Form Recognizer is a service offering from Microsoft Azure that recognizes forms (or more generally documents with similar structure) and can automatically extract key/value pairs and tabular data. The tool comes with a few prebuilt models that recognizes sales receipts, business cards, invoices, identification documents such as passports or driver’s licenses. Please note that these prebuilt models were trained using samples from certain countries and certain parameters and won’t be able to recognize all types of documents in all cases. You can find more details on these parameters within the documentation. Your particular use-case may fit one of those prebuilt models but more than likely, the documents that you are dealing with are unique to your organization or industry. If that’s the case, Form Recognizer still got you covered. The API surface contains a set of endpoints that allow you to train the engine with your custom forms and build custom models. This training can be done in one of two ways:
- Unsupervised: You can feed the engine with a sample set of your documents and the AI will try to pick out the format and patterns from them and build a model based on that analysis.
- Supervised: You can help the training engine by tagging the specific attributes in your sample documents which will likely lead to better results.
Microsoft has published a sample web app named the Form OCR Testing Tool (FOTT) where you can go try this service out. It’s located at Home – Form OCR Testing Tool (fott-2-1.azurewebsites.net).
At this website, you can try out your sample documents on one of the prebuilt models, have the engine try to automatically analyze the layout of your document and try to extract tables, text and labels and even allow you to create your own custom model. Below, I walk you through setting up the necessary Azure resources, connecting those resources up on the Form OCR Testing Tool website and then trying out all the different features of Form Recognizer.
Preliminary Setup (on Azure Portal)
Login to the Azure Portal. Click on “Create a new resource”, search for “Form Recognizer” and select it to provision a new instance.
There is not much to provisioning a new instance – the wizard will walk you through creating a unique name, the region, the tier and a few other items. Once the instance is created, you’ll receive a unique URL to your form recognizer instance along with a set of API keys to access them via custom code or a REST client (such as Postman).
Note: If all what you want to do is try out one of the prebuilt models, you can skip the rest of this section.
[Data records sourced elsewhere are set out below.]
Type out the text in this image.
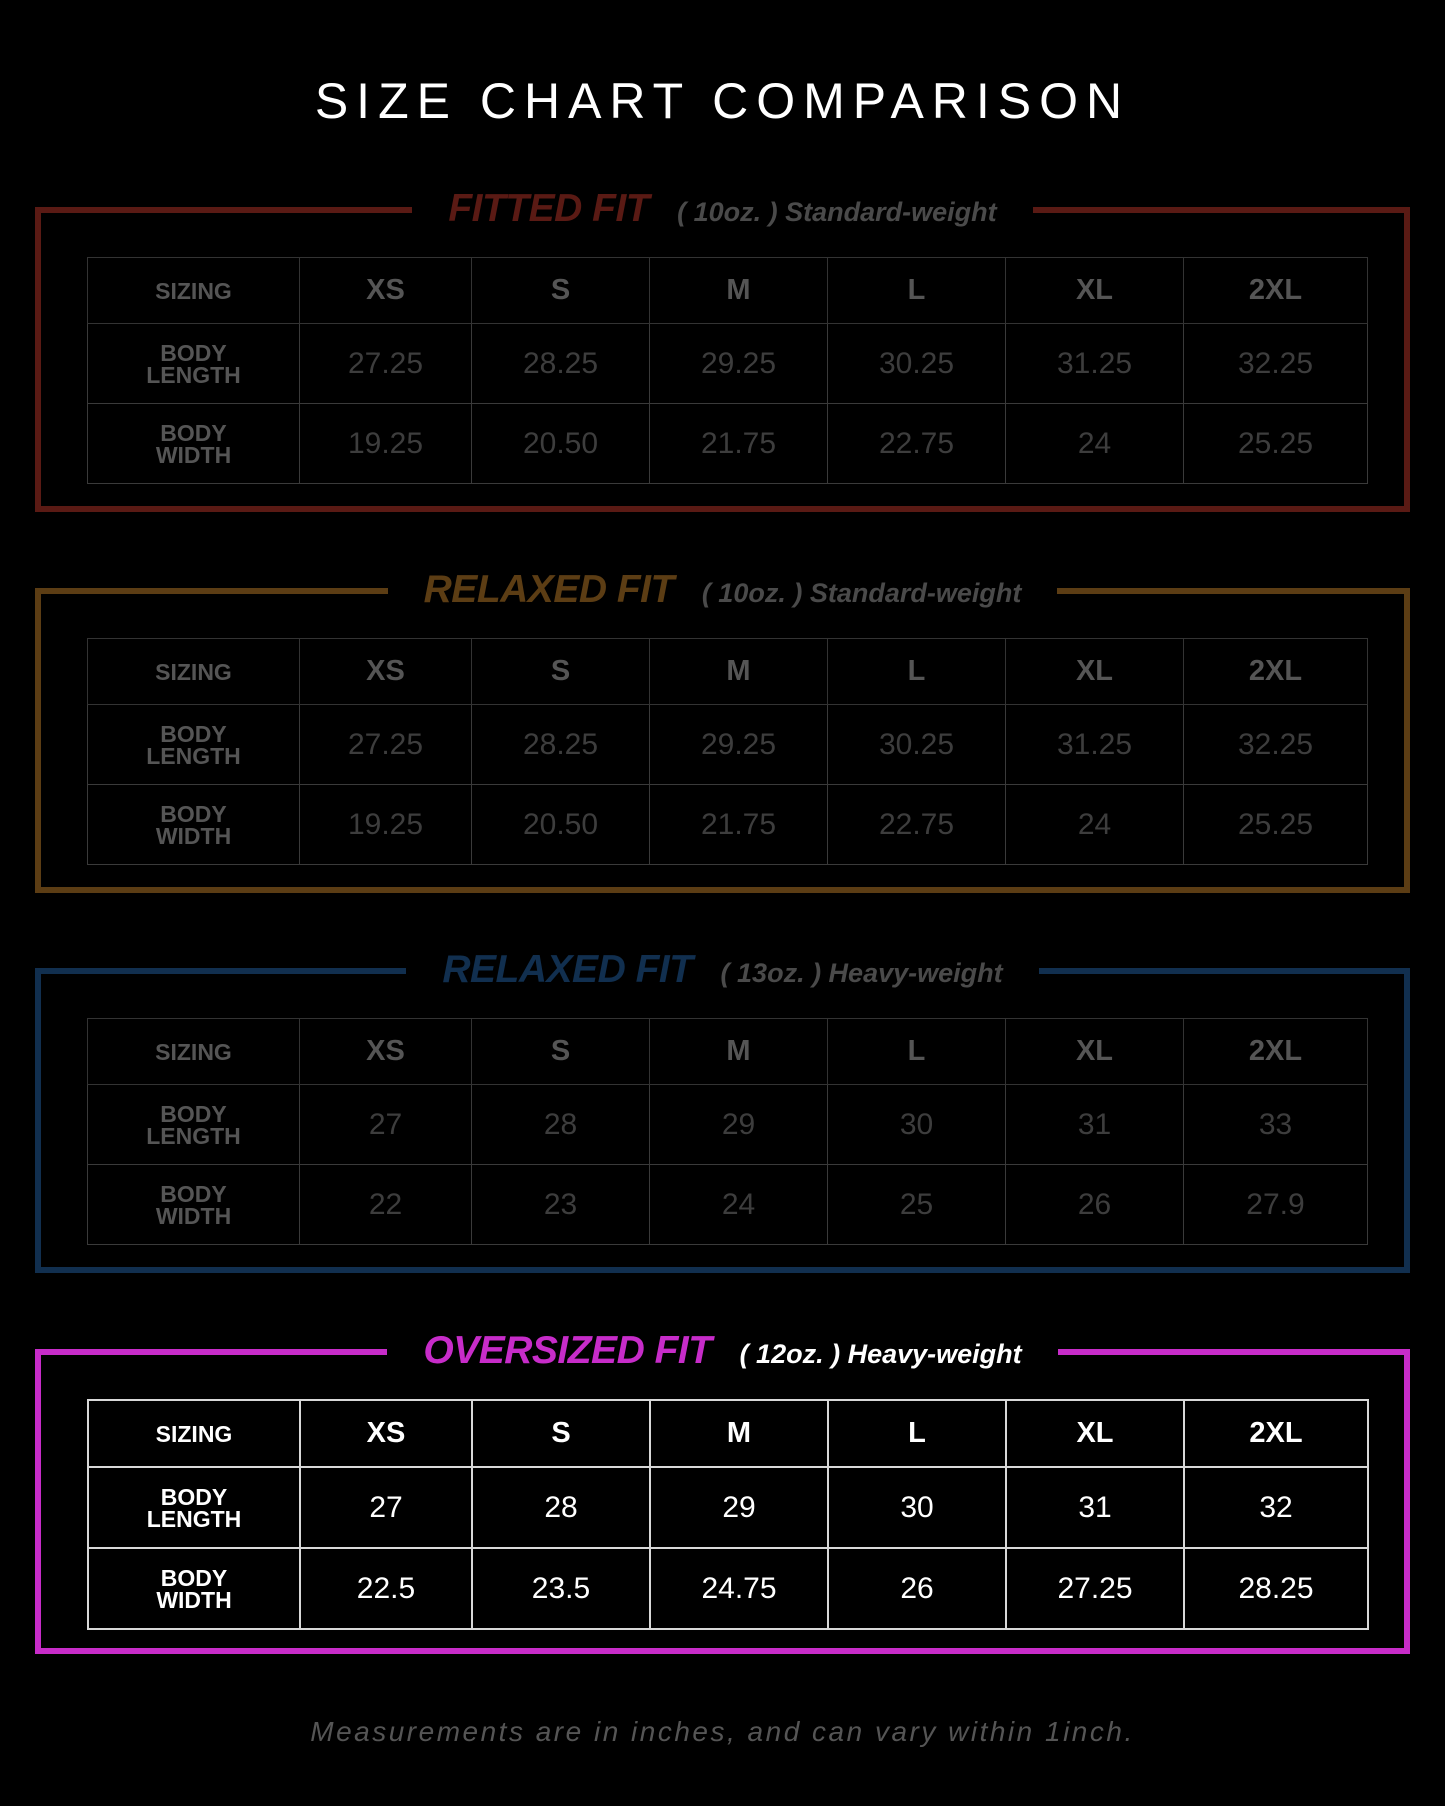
SIZE CHART COMPARISON
FITTED FIT ( 10oz. ) Standard-weight
SIZING	XS	S	M	L	XL	2XL
BODY
LENGTH	27.25	28.25	29.25	30.25	31.25	32.25
BODY
WIDTH	19.25	20.50	21.75	22.75	24	25.25
RELAXED FIT ( 10oz. ) Standard-weight
SIZING	XS	S	M	L	XL	2XL
BODY
LENGTH	27.25	28.25	29.25	30.25	31.25	32.25
BODY
WIDTH	19.25	20.50	21.75	22.75	24	25.25
RELAXED FIT ( 13oz. ) Heavy-weight
SIZING	XS	S	M	L	XL	2XL
BODY
LENGTH	27	28	29	30	31	33
BODY
WIDTH	22	23	24	25	26	27.9
OVERSIZED FIT ( 12oz. ) Heavy-weight
SIZING	XS	S	M	L	XL	2XL
BODY
LENGTH	27	28	29	30	31	32
BODY
WIDTH	22.5	23.5	24.75	26	27.25	28.25
Measurements are in inches, and can vary within 1inch.
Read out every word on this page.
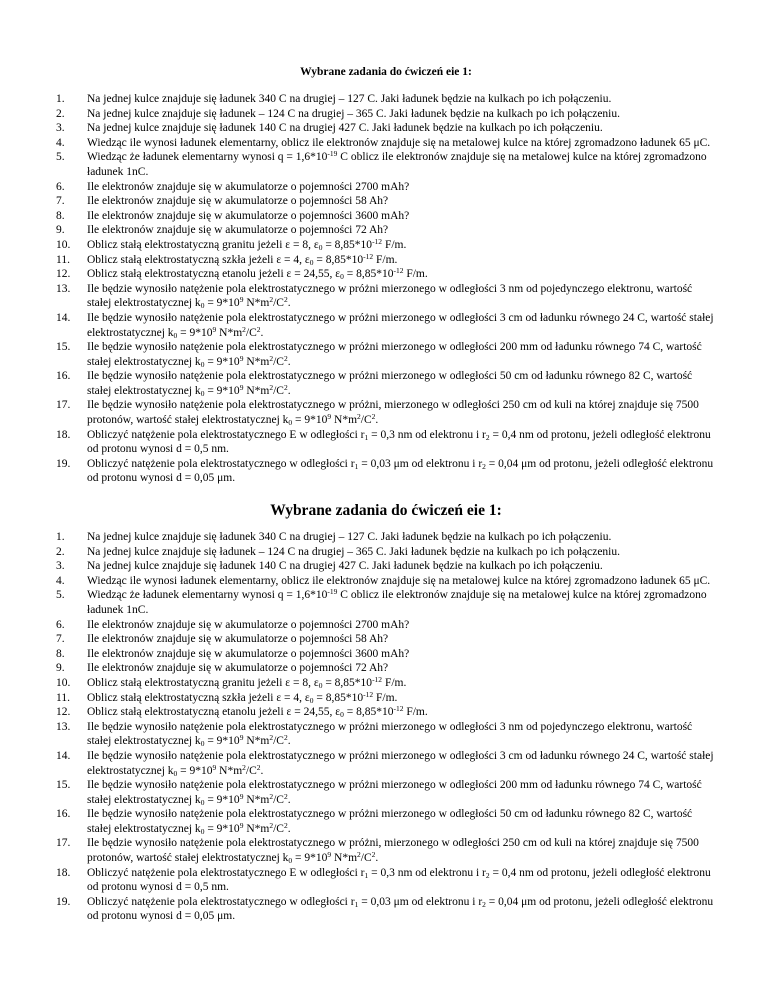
Wybrane zadania do ćwiczeń eie 1:
1. Na jednej kulce znajduje się ładunek 340 C na drugiej – 127 C. Jaki ładunek będzie na kulkach po ich połączeniu.
2. Na jednej kulce znajduje się ładunek – 124 C na drugiej – 365 C. Jaki ładunek będzie na kulkach po ich połączeniu.
3. Na jednej kulce znajduje się ładunek 140 C na drugiej 427 C. Jaki ładunek będzie na kulkach po ich połączeniu.
4. Wiedząc ile wynosi ładunek elementarny, oblicz ile elektronów znajduje się na metalowej kulce na której zgromadzono ładunek 65 μC.
5. Wiedząc że ładunek elementarny wynosi $q = 1,6*10^{-19}$ C oblicz ile elektronów znajduje się na metalowej kulce na której zgromadzono ładunek 1nC.
6. Ile elektronów znajduje się w akumulatorze o pojemności 2700 mAh?
7. Ile elektronów znajduje się w akumulatorze o pojemności 58 Ah?
8. Ile elektronów znajduje się w akumulatorze o pojemności 3600 mAh?
9. Ile elektronów znajduje się w akumulatorze o pojemności 72 Ah?
10. Oblicz stałą elektrostatyczną granitu jeżeli ε = 8, $\varepsilon_0 = 8,85*10^{-12}$ F/m.
11. Oblicz stałą elektrostatyczną szkła jeżeli ε = 4, $\varepsilon_0 = 8,85*10^{-12}$ F/m.
12. Oblicz stałą elektrostatyczną etanolu jeżeli ε = 24,55, $\varepsilon_0 = 8,85*10^{-12}$ F/m.
13. Ile będzie wynosiło natężenie pola elektrostatycznego w próżni mierzonego w odległości 3 nm od pojedynczego elektronu, wartość stałej elektrostatycznej $k_0 = 9*10^9$ $N*m^2/C^2$.
14. Ile będzie wynosiło natężenie pola elektrostatycznego w próżni mierzonego w odległości 3 cm od ładunku równego 24 C, wartość stałej elektrostatycznej $k_0 = 9*10^9$ $N*m^2/C^2$.
15. Ile będzie wynosiło natężenie pola elektrostatycznego w próżni mierzonego w odległości 200 mm od ładunku równego 74 C, wartość stałej elektrostatycznej $k_0 = 9*10^9$ $N*m^2/C^2$.
16. Ile będzie wynosiło natężenie pola elektrostatycznego w próżni mierzonego w odległości 50 cm od ładunku równego 82 C, wartość stałej elektrostatycznej $k_0 = 9*10^9$ $N*m^2/C^2$.
17. Ile będzie wynosiło natężenie pola elektrostatycznego w próżni, mierzonego w odległości 250 cm od kuli na której znajduje się 7500 protonów, wartość stałej elektrostatycznej $k_0 = 9*10^9$ $N*m^2/C^2$.
18. Obliczyć natężenie pola elektrostatycznego E w odległości $r_1 = 0,3$ nm od elektronu i $r_2 = 0,4$ nm od protonu, jeżeli odległość elektronu od protonu wynosi d = 0,5 nm.
19. Obliczyć natężenie pola elektrostatycznego w odległości $r_1 = 0,03$ μm od elektronu i $r_2 = 0,04$ μm od protonu, jeżeli odległość elektronu od protonu wynosi d = 0,05 μm.
Wybrane zadania do ćwiczeń eie 1:
1. Na jednej kulce znajduje się ładunek 340 C na drugiej – 127 C. Jaki ładunek będzie na kulkach po ich połączeniu.
2. Na jednej kulce znajduje się ładunek – 124 C na drugiej – 365 C. Jaki ładunek będzie na kulkach po ich połączeniu.
3. Na jednej kulce znajduje się ładunek 140 C na drugiej 427 C. Jaki ładunek będzie na kulkach po ich połączeniu.
4. Wiedząc ile wynosi ładunek elementarny, oblicz ile elektronów znajduje się na metalowej kulce na której zgromadzono ładunek 65 μC.
5. Wiedząc że ładunek elementarny wynosi $q = 1,6*10^{-19}$ C oblicz ile elektronów znajduje się na metalowej kulce na której zgromadzono ładunek 1nC.
6. Ile elektronów znajduje się w akumulatorze o pojemności 2700 mAh?
7. Ile elektronów znajduje się w akumulatorze o pojemności 58 Ah?
8. Ile elektronów znajduje się w akumulatorze o pojemności 3600 mAh?
9. Ile elektronów znajduje się w akumulatorze o pojemności 72 Ah?
10. Oblicz stałą elektrostatyczną granitu jeżeli ε = 8, $\varepsilon_0 = 8,85*10^{-12}$ F/m.
11. Oblicz stałą elektrostatyczną szkła jeżeli ε = 4, $\varepsilon_0 = 8,85*10^{-12}$ F/m.
12. Oblicz stałą elektrostatyczną etanolu jeżeli ε = 24,55, $\varepsilon_0 = 8,85*10^{-12}$ F/m.
13. Ile będzie wynosiło natężenie pola elektrostatycznego w próżni mierzonego w odległości 3 nm od pojedynczego elektronu, wartość stałej elektrostatycznej $k_0 = 9*10^9$ $N*m^2/C^2$.
14. Ile będzie wynosiło natężenie pola elektrostatycznego w próżni mierzonego w odległości 3 cm od ładunku równego 24 C, wartość stałej elektrostatycznej $k_0 = 9*10^9$ $N*m^2/C^2$.
15. Ile będzie wynosiło natężenie pola elektrostatycznego w próżni mierzonego w odległości 200 mm od ładunku równego 74 C, wartość stałej elektrostatycznej $k_0 = 9*10^9$ $N*m^2/C^2$.
16. Ile będzie wynosiło natężenie pola elektrostatycznego w próżni mierzonego w odległości 50 cm od ładunku równego 82 C, wartość stałej elektrostatycznej $k_0 = 9*10^9$ $N*m^2/C^2$.
17. Ile będzie wynosiło natężenie pola elektrostatycznego w próżni, mierzonego w odległości 250 cm od kuli na której znajduje się 7500 protonów, wartość stałej elektrostatycznej $k_0 = 9*10^9$ $N*m^2/C^2$.
18. Obliczyć natężenie pola elektrostatycznego E w odległości $r_1 = 0,3$ nm od elektronu i $r_2 = 0,4$ nm od protonu, jeżeli odległość elektronu od protonu wynosi d = 0,5 nm.
19. Obliczyć natężenie pola elektrostatycznego w odległości $r_1 = 0,03$ μm od elektronu i $r_2 = 0,04$ μm od protonu, jeżeli odległość elektronu od protonu wynosi d = 0,05 μm.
All you need is to make a note of the API keys that you got when you created the Form Recognizer instance, above. But, if you want to do custom training with your own sample documents, create and setup the Azure Blob Storage resources noted below.
Azure Blob Storage: If you want to train the engine with your own documents, you must place them in an Azure Blob Storage container for Microsoft’s OCR Testing Tool to pick it up. Additionally, you must setup Cross Origin Request Sharing (CORS) to allow the same tool to pull down the documents you have stored there, across different domains. If you are unfamiliar with this process, the first step is to create a “Storage Account”. For the purposes of this demo, you can stick with the defaults.
Next, under this storage account, create a container where you’ll store your sample PDF documents for training the AI model. A container is analogous conceptually to creating a folder on a hard drive.
Click into the container you created and you can use the “Upload” button to upload documents from your computer into this container.
Next thing we need to do on the Azure side is to setup CORS, to allow Microsoft’s OCR tool to reach out from a different domain into this Storage container and grab files. Navigate up to the Storage Account level and then click the CORS navigation menu item. For the purposes of this demo, allow all domains and operations.
Finally, we need to generate and retrieve the Shared Access Signature (SAS) URI for your Azure Blob Storage container. In order to do so, right-click on your container and click the “Generate SAS URI” option. Make sure that you’re doing this for a specific container and not at the Storage Account level. Specify a start and end time for this leaving adequate time for you to test the features and also select the Read, Write, Delete and List permissions.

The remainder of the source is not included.